Мне нужно позвонить ноль-три! — голос мой даже дрогнул.
Иди, Алёша, домой, не открою.
О. Фролов вены порезал…
Там уж завозился репобратец и меня впустили, разбудили Репу. Обычно недовольная и медлительная, она быстро и молча собралась, сказав братцу «Звони», и мы помчались обратно.
По дороге я пытался рассказать, что и как.
Широкие? — спросила она (на первом курсе она сама ходила с перебинтованной лапкой и очень не любила, когда про неё спрашивали или невзначай за неё хватались).
По сантиметру, три штуки.
Вот это Рыбак!
Крови полна ванна и всё улито.
Мы бежали, поднимались по ступеням, Репа что-то громко вещала, а я боялся, что повылезут соседи.
Добрались — дверь настежь. Заходим. На кухню — никого, в ванную — никого, в сортир, в комнату — никого. На балкон! Закрыт. Открыли — никого. Нет О. Фролова, удрал! Опять на кухню — кругом кровища размазанная, водища, даже кран толком не закрыт, да ещё щёлкает магнитофон — нажата и расклинена карандашом клавиша «PLAY». На столе коробка от «Тиамата» — человек, похожий на О’Фролова — лысый череп, неординарное лицо, пустынный взгляд ярко-зелёных глаз, а вообще вся картинка в красно-жёлтом, всё как будто объято пламенем… или может это брызги крови или вулкана — адское пекло, а в руках у него — синие цветочки-василёчки — крошечный букетик в грубых мужских руках… и зелёные глаза… У О. Ф. серые, по-моему… но это небольшое преувеличение художника…
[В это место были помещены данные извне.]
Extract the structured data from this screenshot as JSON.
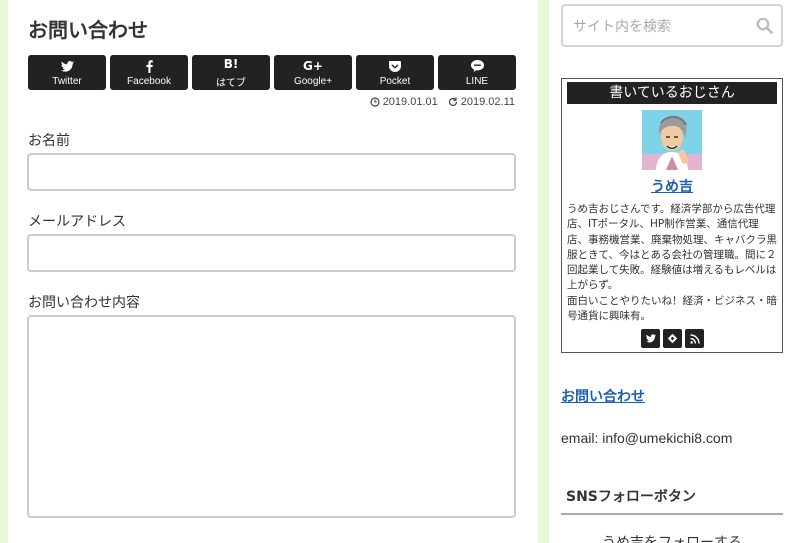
{
  "page": {
    "title": "お問い合わせ"
  },
  "share_buttons": [
    {
      "label": "Twitter",
      "icon": "twitter-icon"
    },
    {
      "label": "Facebook",
      "icon": "facebook-icon"
    },
    {
      "label": "はてブ",
      "icon": "hatena-bookmark-icon",
      "icon_text": "B!"
    },
    {
      "label": "Google+",
      "icon": "google-plus-icon",
      "icon_text": "G+"
    },
    {
      "label": "Pocket",
      "icon": "pocket-icon"
    },
    {
      "label": "LINE",
      "icon": "line-icon"
    }
  ],
  "dates": {
    "published": "2019.01.01",
    "updated": "2019.02.11"
  },
  "form": {
    "name_label": "お名前",
    "name_value": "",
    "email_label": "メールアドレス",
    "email_value": "",
    "message_label": "お問い合わせ内容",
    "message_value": ""
  },
  "sidebar": {
    "search_placeholder": "サイト内を検索",
    "profile": {
      "header": "書いているおじさん",
      "name": "うめ吉",
      "description_lines": [
        "うめ吉おじさんです。経済学部から広告代理店、ITポータル、HP制作営業、通信代理店、事務機営業、廃棄物処理、キャバクラ黒服ときて、今はとある会社の管理職。間に２回起業して失敗。経験値は増えるもレベルは上がらず。",
        "面白いことやりたいね！経済・ビジネス・暗号通貨に興味有。"
      ],
      "icons": [
        "twitter-icon",
        "feedly-icon",
        "rss-icon"
      ]
    },
    "contact_link": "お問い合わせ",
    "email": "email: info@umekichi8.com",
    "sns_title": "SNSフォローボタン",
    "sns_follow_text": "うめ吉をフォローする"
  },
  "colors": {
    "background": "#e9f8d6",
    "button_dark": "#222222",
    "link_blue": "#1a5fb4"
  }
}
Давай искать, — предложила Репа, — далеко он не убежит.
Мы ринулись вниз.
Он же голый был — в город вряд ли побежит, вон где стройка надо искать.
А ты под балконом смотрел?! — спросила вдруг Репа.
У меня оторвалось сердце.
Ну?! — трясла меня Репа.
«Вот и сдох О. Фролов», — подумал я, опускаясь на корточки, хватаясь руками за землю. Кол, штырь, анус — неужели до этого дошёл!!!??…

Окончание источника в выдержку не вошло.